5. Il résulte de ces dispositions que l'astreinte infligée à raison du maintien d'une enseigne irrégulière est due de plein droit à l'expiration du délai de quinze jours à compter de la mise en demeure et est recouvrée par le maire de la commune concernée ou, à défaut, par le préfet de département. Il s'ensuit que le maire, qui agit alors au nom de l'Etat, se borne, lorsqu'il liquide et recouvre l'astreinte, à tirer les conséquences du maintien du dispositif irrégulier malgré l'expiration du délai fixé, sans avoir à porter une appréciation sur les faits de l'espèce. Par ailleurs, la faculté de remise gracieuse dont dispose le préfet postérieurement à la mise en recouvrement n'est pas de nature à modifier le pouvoir d'appréciation du maire. Enfin, le comptable public ne dispose pas, lors de la prise en charge d'un titre de recettes, d'un pouvoir d'appréciation similaire à celui de l'ordonnateur.

6. Il résulte de ce qui précède qu'après avoir pris connaissance du procès-verbal constatant que l'enseigne de la SARL Big Habitat n'avait pas été régularisée dans le délai imparti par l'arrêté du 20 mai 2016, le maire de la commune de Marange-Silvange était tenu d'émettre le titre de recettes en litige. Par suite, les moyens tirés de l'incompétence de l'auteur de l'acte et de l'insuffisance de motivation sont inopérants et doivent être écartés.

7. En deuxième lieu, le montant de l'astreinte, soit 202,85 euros par jour de retard, tel qu'il figure dans l'arrêté du 20 mai 2016, résulte de l'application combinée des dispositions précitées des articles L. 581-30 et R. 581-83 du code de l'environnement. Alors qu'en tout état de cause, il n'est pas établi qu'une régularisation matérielle de l'enseigne était déjà intervenue à la date du 30 juin 2016 à la faveur de la décision du 6 juin 2016 de non opposition aux travaux de rehaussement de la hauteur du bâtiment, prise sur le fondement des dispositions distinctes du code de l'urbanisme, le moyen tiré de ce que le maire de Marange-Silvange n'a pas correctement liquidé le montant de l'astreinte due en la fixant à la somme de 4 462,70 euros au titre de la période du 9 au 30 juin 2016 doit être écarté.

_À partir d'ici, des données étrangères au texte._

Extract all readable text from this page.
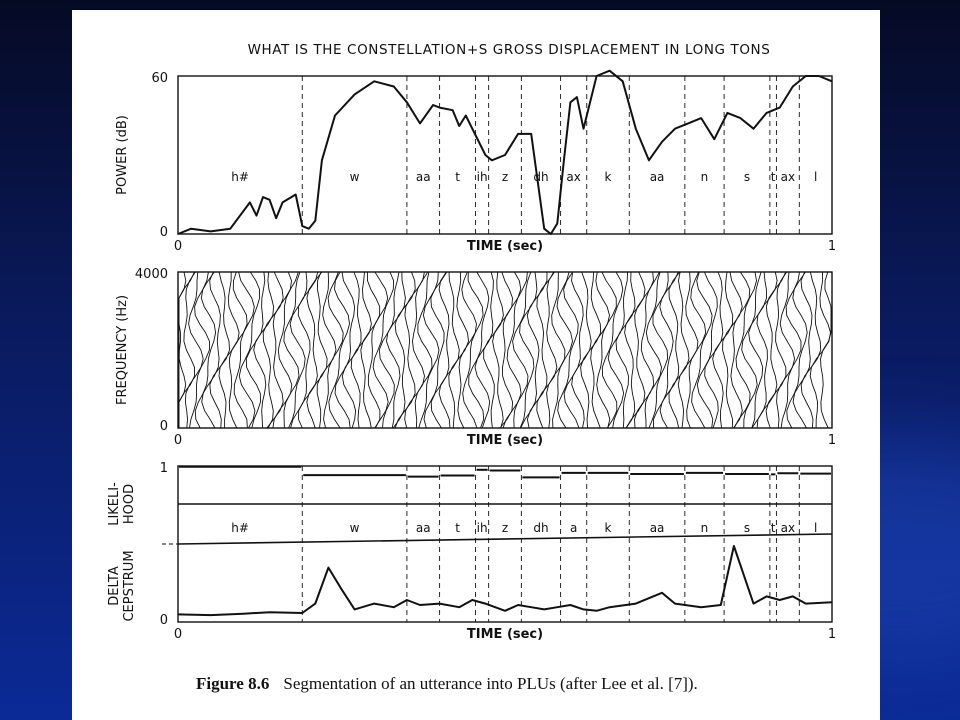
WHAT IS THE CONSTELLATION+S GROSS DISPLACEMENT IN LONG TONS
h#	w	aa t ih z dh ax k	aa	n	s t ax l
60
0
POWER (dB)
0	1
TIME (sec)
4000
0
FREQUENCY (Hz)
0	1
TIME (sec)
h#	w	aa t ih z dh a k	aa	n	s t ax l
1
0
LIKELI- HOOD
DELTA CEPSTRUM
0	1
TIME (sec)
Figure 8.6 Segmentation of an utterance into PLUs (after Lee et al. [7]).
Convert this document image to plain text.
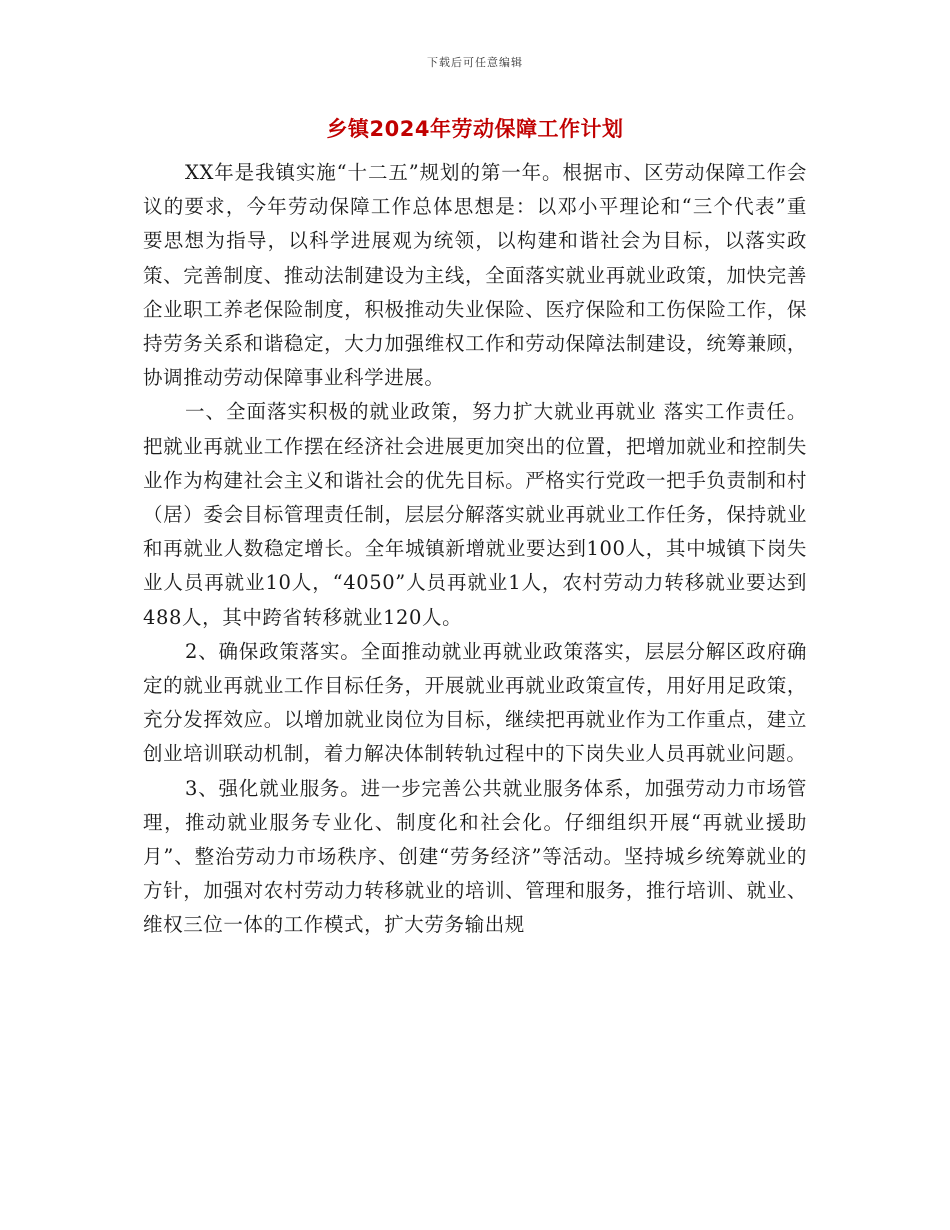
下载后可任意编辑
乡镇2024年劳动保障工作计划

XX年是我镇实施“十二五”规划的第一年。根据市、区劳动保障工作会议的要求，今年劳动保障工作总体思想是：以邓小平理论和“三个代表”重要思想为指导，以科学进展观为统领，以构建和谐社会为目标，以落实政策、完善制度、推动法制建设为主线，全面落实就业再就业政策，加快完善企业职工养老保险制度，积极推动失业保险、医疗保险和工伤保险工作，保持劳务关系和谐稳定，大力加强维权工作和劳动保障法制建设，统筹兼顾，协调推动劳动保障事业科学进展。

一、全面落实积极的就业政策，努力扩大就业再就业 落实工作责任。把就业再就业工作摆在经济社会进展更加突出的位置，把增加就业和控制失业作为构建社会主义和谐社会的优先目标。严格实行党政一把手负责制和村（居）委会目标管理责任制，层层分解落实就业再就业工作任务，保持就业和再就业人数稳定增长。全年城镇新增就业要达到100人，其中城镇下岗失业人员再就业10人，“4050”人员再就业1人，农村劳动力转移就业要达到488人，其中跨省转移就业120人。

2、确保政策落实。全面推动就业再就业政策落实，层层分解区政府确定的就业再就业工作目标任务，开展就业再就业政策宣传，用好用足政策，充分发挥效应。以增加就业岗位为目标，继续把再就业作为工作重点，建立创业培训联动机制，着力解决体制转轨过程中的下岗失业人员再就业问题。

3、强化就业服务。进一步完善公共就业服务体系，加强劳动力市场管理，推动就业服务专业化、制度化和社会化。仔细组织开展“再就业援助月”、整治劳动力市场秩序、创建“劳务经济”等活动。坚持城乡统筹就业的方针，加强对农村劳动力转移就业的培训、管理和服务，推行培训、就业、维权三位一体的工作模式，扩大劳务输出规
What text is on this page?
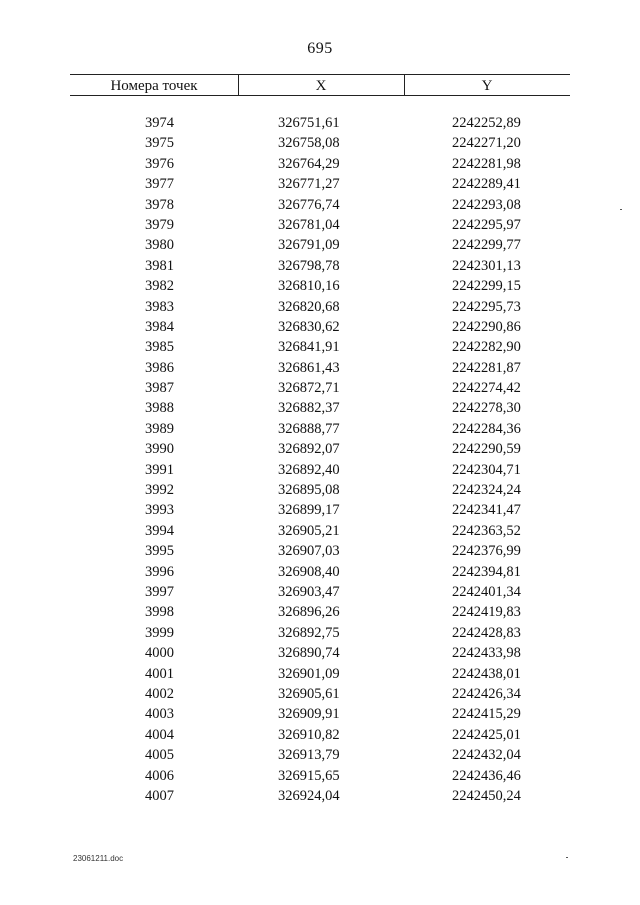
695
Номера точек	X	Y
3974	326751,61	2242252,89
3975	326758,08	2242271,20
3976	326764,29	2242281,98
3977	326771,27	2242289,41
3978	326776,74	2242293,08
3979	326781,04	2242295,97
3980	326791,09	2242299,77
3981	326798,78	2242301,13
3982	326810,16	2242299,15
3983	326820,68	2242295,73
3984	326830,62	2242290,86
3985	326841,91	2242282,90
3986	326861,43	2242281,87
3987	326872,71	2242274,42
3988	326882,37	2242278,30
3989	326888,77	2242284,36
3990	326892,07	2242290,59
3991	326892,40	2242304,71
3992	326895,08	2242324,24
3993	326899,17	2242341,47
3994	326905,21	2242363,52
3995	326907,03	2242376,99
3996	326908,40	2242394,81
3997	326903,47	2242401,34
3998	326896,26	2242419,83
3999	326892,75	2242428,83
4000	326890,74	2242433,98
4001	326901,09	2242438,01
4002	326905,61	2242426,34
4003	326909,91	2242415,29
4004	326910,82	2242425,01
4005	326913,79	2242432,04
4006	326915,65	2242436,46
4007	326924,04	2242450,24
23061211.doc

8. Enfin, il résulte de l'instruction qu'alors qu'une première mise en demeure avait été adressée à la SARL Big Habitat dès le 12 février 2016, celle-ci s'est bornée, jusqu'à l'expiration du délai imparti par la seconde mise en demeure, à se prévaloir de la régularité de l'enseigne avant enfin de présenter tardivement une déclaration de travaux afin de maintenir l'enseigne en modifiant l'immeuble. Alors au surplus qu'il est constant que la SARL Big Habitat n'a pas présenté de demande de remise gracieuse au préfet de la Moselle, le moyen tiré de ce que l'astreinte infligée serait excessive doit, en tout état de cause, être écarté.

9. Il résulte de l'ensemble de ce qui précède que la SARL Big Habitat n'est pas fondée à soutenir que c'est à tort que les premiers juges ont rejeté ses conclusions tendant à l'annulation du titre de recettes émis le 16 août 2018 et à la décharge de l'obligation de payer les sommes correspondantes.

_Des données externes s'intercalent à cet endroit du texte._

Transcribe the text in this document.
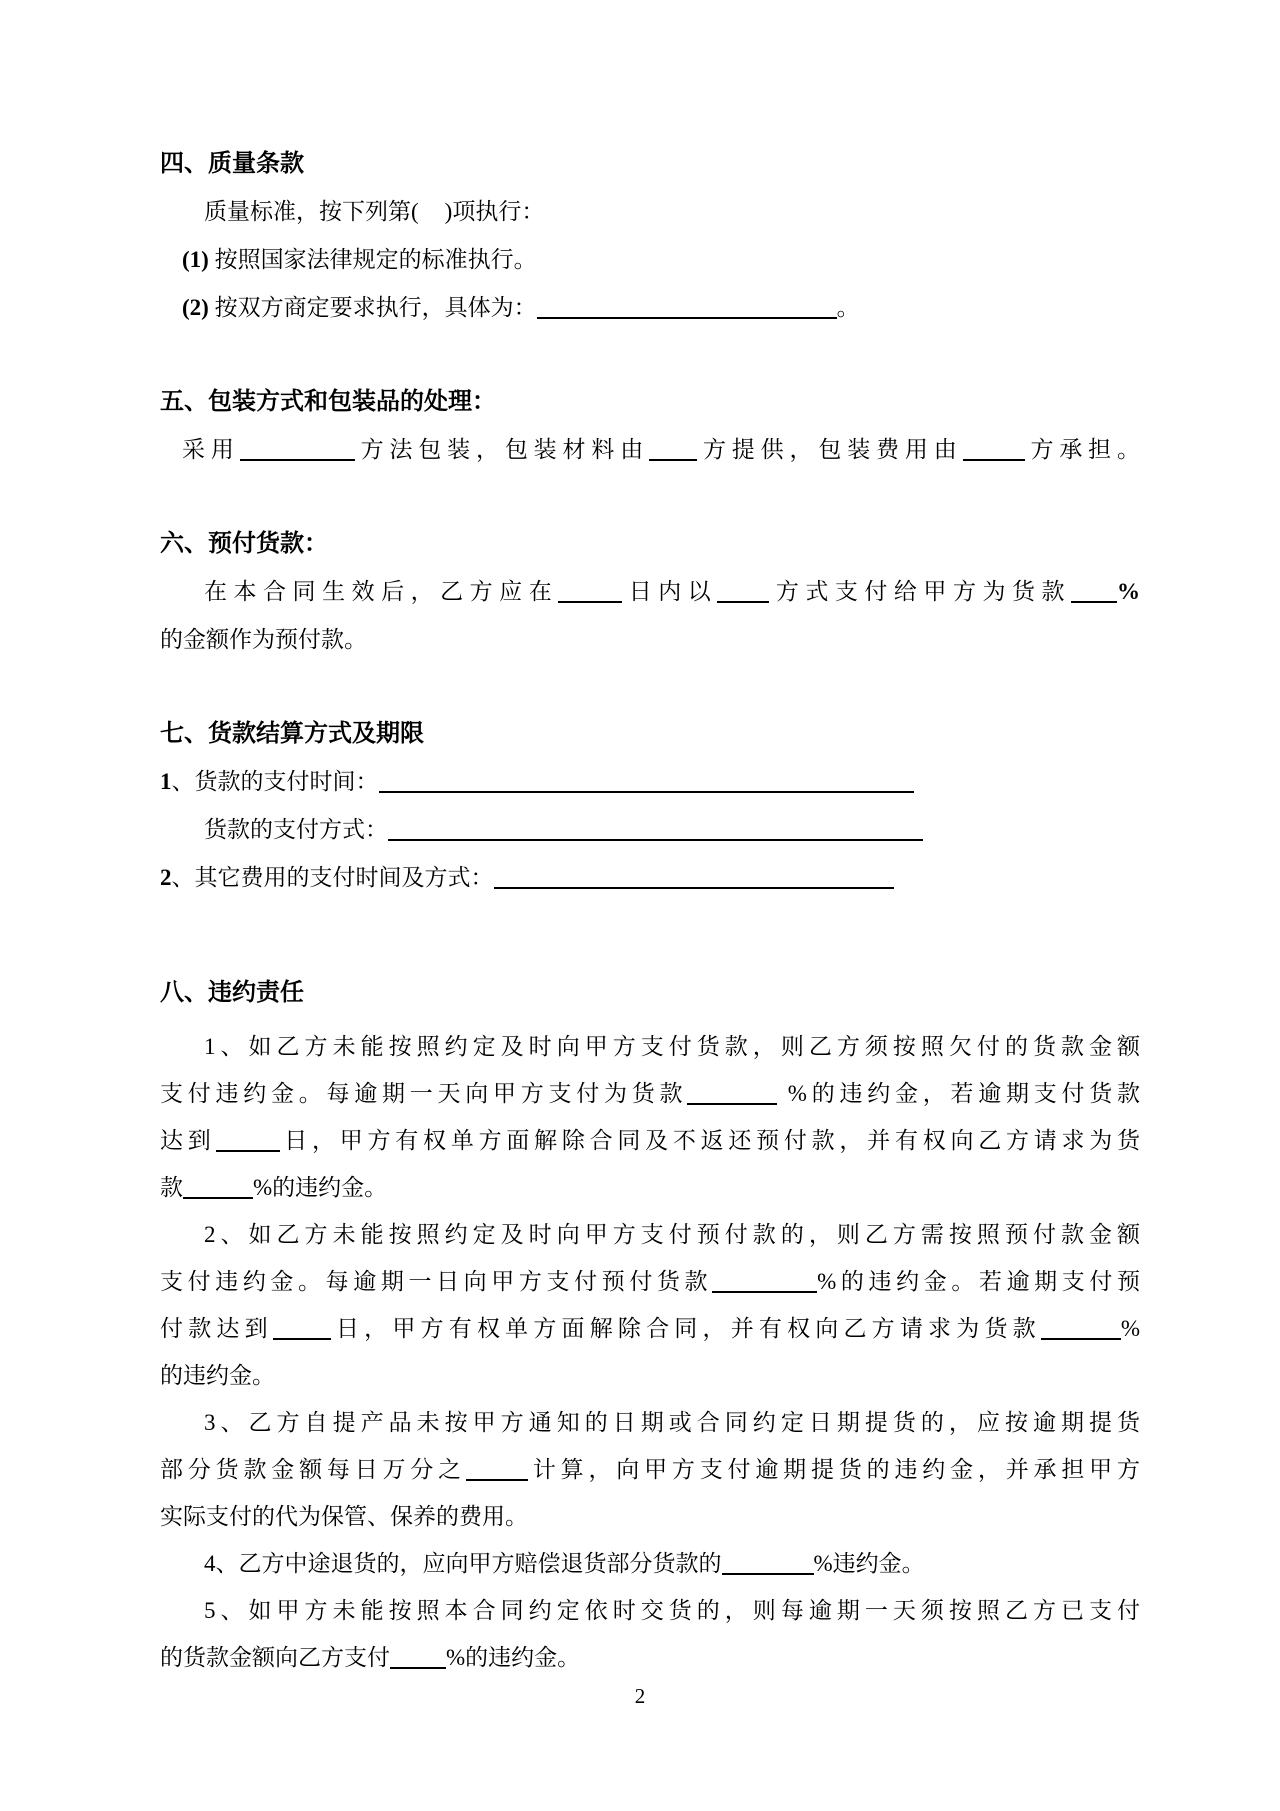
四、质量条款
质量标准，按下列第( )项执行：
(1) 按照国家法律规定的标准执行。
(2) 按双方商定要求执行，具体为：	。
五、包装方式和包装品的处理：
采用	方法包装，包装材料由 方提供，包装费用由	方承担。
六、预付货款：
在本合同生效后，乙方应在	日内以 方式支付给甲方为货款 %
的金额作为预付款。
七、货款结算方式及期限
1、货款的支付时间：
货款的支付方式：
2、其它费用的支付时间及方式：
八、违约责任
1、如乙方未能按照约定及时向甲方支付货款，则乙方须按照欠付的货款金额
支付违约金。每逾期一天向甲方支付为货款	%的违约金，若逾期支付货款
达到	日，甲方有权单方面解除合同及不返还预付款，并有权向乙方请求为货
款	%的违约金。
2、如乙方未能按照约定及时向甲方支付预付款的，则乙方需按照预付款金额
支付违约金。每逾期一日向甲方支付预付货款	%的违约金。若逾期支付预
付款达到	日，甲方有权单方面解除合同，并有权向乙方请求为货款	%
的违约金。
3、乙方自提产品未按甲方通知的日期或合同约定日期提货的，应按逾期提货
部分货款金额每日万分之	计算，向甲方支付逾期提货的违约金，并承担甲方
实际支付的代为保管、保养的费用。
4、乙方中途退货的，应向甲方赔偿退货部分货款的	%违约金。
5、如甲方未能按照本合同约定依时交货的，则每逾期一天须按照乙方已支付
的货款金额向乙方支付 %的违约金。
2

Sur les frais liés aux instances :

10. Ainsi qu'il a été dit au point 5 ci-dessus, le maire de Marange-Silvange a, en émettant le titre exécutoire contesté, agi au nom de l'Etat et par suite, la commune n'a pas la qualité de partie à l'instance, alors même que son intervention en défense a été admise. Il en résulte que les conclusions de la SARL Big Habitat tendant à ce que soit mise à sa charge, sur le fondement des dispositions de l'article L. 761-1 du code de justice administrative d'une somme au titre des frais exposés par elle et non compris dans les dépens doivent être rejetées.

11. Pour le même motif, les conclusions présentées par la commune de Marange-Silvange contre la SARL Big Habitat doivent être rejetées.

D E C I D E :

Article 1er : L'intervention de la commune de Marange-Silvange est admise.

Article 2 : La requête présentée par la SARL Big Habitat est rejetée.

Article 3 : Les conclusions présentées par la commune de Marange-Silvange sur le fondement des dispositions de l'article L. 761-1 du code de justice administrative sont rejetées.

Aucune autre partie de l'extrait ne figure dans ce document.